Good product design communicates the user how the product is intended be operated. At least it was the case for yesterday.
Imagine making a piece of toast in the morning. A good toaster design allows You, the user to understand the mechanical function of the handle to be dragged to the bottom triggering the heating process and countdown timer.
Imagine making a piece of toast in 10 years from now in the morning. You wake up and put on your casual Augmented Reality glasses.
Something has changed. The good toaster design has now shifted to a toaster without handles and buttons. You bought it 4 years ago, because it looked very cleaned up.
Instead of having a mechanical handle to drag down, you now just have to insert a piece of toast and point a finger on an invisible toasting grade, explaining how well your toast should be toasted, with a free mid-air gesture.
Virtual toaster interaction is undoubtedly a possible future scenario, although it will assumably be even more awesome than we can think of right now.
Toasters without buttons symbolize a forthcoming paradigm shift in how products communicate on different layers, one being a digital-virtual layer, invisible to the analog point of view.
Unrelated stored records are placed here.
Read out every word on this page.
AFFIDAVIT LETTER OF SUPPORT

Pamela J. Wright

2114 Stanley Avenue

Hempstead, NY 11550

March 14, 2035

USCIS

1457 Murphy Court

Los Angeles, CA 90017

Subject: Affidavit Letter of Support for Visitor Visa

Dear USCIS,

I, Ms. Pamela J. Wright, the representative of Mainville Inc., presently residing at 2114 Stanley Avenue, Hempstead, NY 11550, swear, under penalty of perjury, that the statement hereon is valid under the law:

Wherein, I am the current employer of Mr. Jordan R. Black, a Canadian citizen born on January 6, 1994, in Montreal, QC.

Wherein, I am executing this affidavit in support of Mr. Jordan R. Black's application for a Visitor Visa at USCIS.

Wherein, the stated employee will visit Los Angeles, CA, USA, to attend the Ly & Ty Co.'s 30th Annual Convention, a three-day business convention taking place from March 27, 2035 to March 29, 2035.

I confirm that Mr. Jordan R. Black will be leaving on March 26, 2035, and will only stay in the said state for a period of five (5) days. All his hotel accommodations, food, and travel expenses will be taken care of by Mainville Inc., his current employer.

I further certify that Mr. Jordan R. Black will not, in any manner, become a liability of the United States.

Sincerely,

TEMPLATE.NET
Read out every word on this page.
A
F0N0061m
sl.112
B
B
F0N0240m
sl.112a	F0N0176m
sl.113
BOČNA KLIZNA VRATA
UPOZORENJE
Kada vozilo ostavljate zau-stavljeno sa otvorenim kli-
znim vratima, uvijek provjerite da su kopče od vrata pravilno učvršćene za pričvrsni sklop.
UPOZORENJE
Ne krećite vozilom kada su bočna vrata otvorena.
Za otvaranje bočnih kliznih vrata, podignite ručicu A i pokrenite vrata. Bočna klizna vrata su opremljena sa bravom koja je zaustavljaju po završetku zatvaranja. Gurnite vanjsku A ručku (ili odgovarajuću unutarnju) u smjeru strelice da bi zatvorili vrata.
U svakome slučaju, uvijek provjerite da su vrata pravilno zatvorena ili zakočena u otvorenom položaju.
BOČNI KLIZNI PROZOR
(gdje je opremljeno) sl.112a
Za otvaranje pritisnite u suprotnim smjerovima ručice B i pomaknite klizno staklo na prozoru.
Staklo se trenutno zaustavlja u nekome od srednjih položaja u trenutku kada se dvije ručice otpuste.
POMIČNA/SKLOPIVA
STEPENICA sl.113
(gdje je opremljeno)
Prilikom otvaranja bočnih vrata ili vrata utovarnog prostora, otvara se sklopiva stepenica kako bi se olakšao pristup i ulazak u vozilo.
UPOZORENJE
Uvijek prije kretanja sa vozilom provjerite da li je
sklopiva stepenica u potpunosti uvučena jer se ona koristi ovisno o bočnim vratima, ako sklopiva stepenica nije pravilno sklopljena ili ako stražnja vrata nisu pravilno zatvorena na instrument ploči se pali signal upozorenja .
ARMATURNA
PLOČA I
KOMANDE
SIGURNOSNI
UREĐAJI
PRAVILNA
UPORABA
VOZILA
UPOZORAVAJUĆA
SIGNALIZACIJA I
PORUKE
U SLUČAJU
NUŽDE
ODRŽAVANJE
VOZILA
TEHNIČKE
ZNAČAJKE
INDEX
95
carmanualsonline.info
There’s an economical force to support the assumption that toasters without buttons could be a product of tomorrow:
If a universal interface with remote access to every surrounding device is systematically cheaper to build, scale and maintain, compared to an integrated interface on every surrounding device, then creating an interaction system to operate environments centrally from the origin of the human becomes the more feasible option, forcing it into existence. Let’s elaborate:
Estimation of connected devices varies by publication, 11B median population estimated by Hans Rosling
Today as of 2019, there are already 3.3 devices connected to the internet for every living individual on the planet. In 2025 there will be 9.4 and by the time earths population hit’s (hopefully) a stable population of around 11B people, there could be thousands if not millions of connected devices for every living individual.
The result? Not exactly a scenario where every device has it’s own buttons and displays…
We can all come up with places where 100s of people have to interact with one same piece of equipment on a daily basis, for example a restroom sink in a busy airport.
Then there are places like an office kitchen where a team of 20 people shares a microwave, coffee machine and dishwasher.
Then there are workplaces like on a factory shop floor where a team of people operates different machinery and equipment.
And there are already places like factories with robotic automation or automated server farms where human presence only happens in unplanned situations.
The more our environment tends to become the robotic automated factory, the less it makes sense to have fully-evolved built-in interfaces into devices and the more leverage for every system that allows man to channel as many possible connected entities.
A mobile phone already enables access to millions of knowledge machines through symbolic search in a brink of seconds.
A computer in a control room allows control of any requested connected device information with full optimization for stationary work.
From a human user perspective what matters is being able to operate millions of machines in the right way, having the right tool at hand at the right time – these tools, interfaces will have to adapt to us to make interaction and lives more effective, simple and comfortable.
Head-worn wearables as interfaces to control connected machines are already on the rise, but there’s no causal connection to be able to claim an augmented reality head-mounted display would become the major universal interface.
Interfaces are literally the bottleneck between man machine communication and they will become exponentially more important to be effective
In a certain sense current technological devices already have universal interface capabilities, yet they are being pressured by a 1000x leverage for optimization which will inevitably introduce us to designs with adaption potential to fit in „the right time, the right way, the right place“.
And in this window of "pressure" it is up to us creators of these new computer systems to further understand human capabilities and match them with the true properties of concepts of head-worn wearables, spatial computing and multi-modal interfaces. As a result technology interaction will become more productive and humane, thus effecting every aspect of our lives.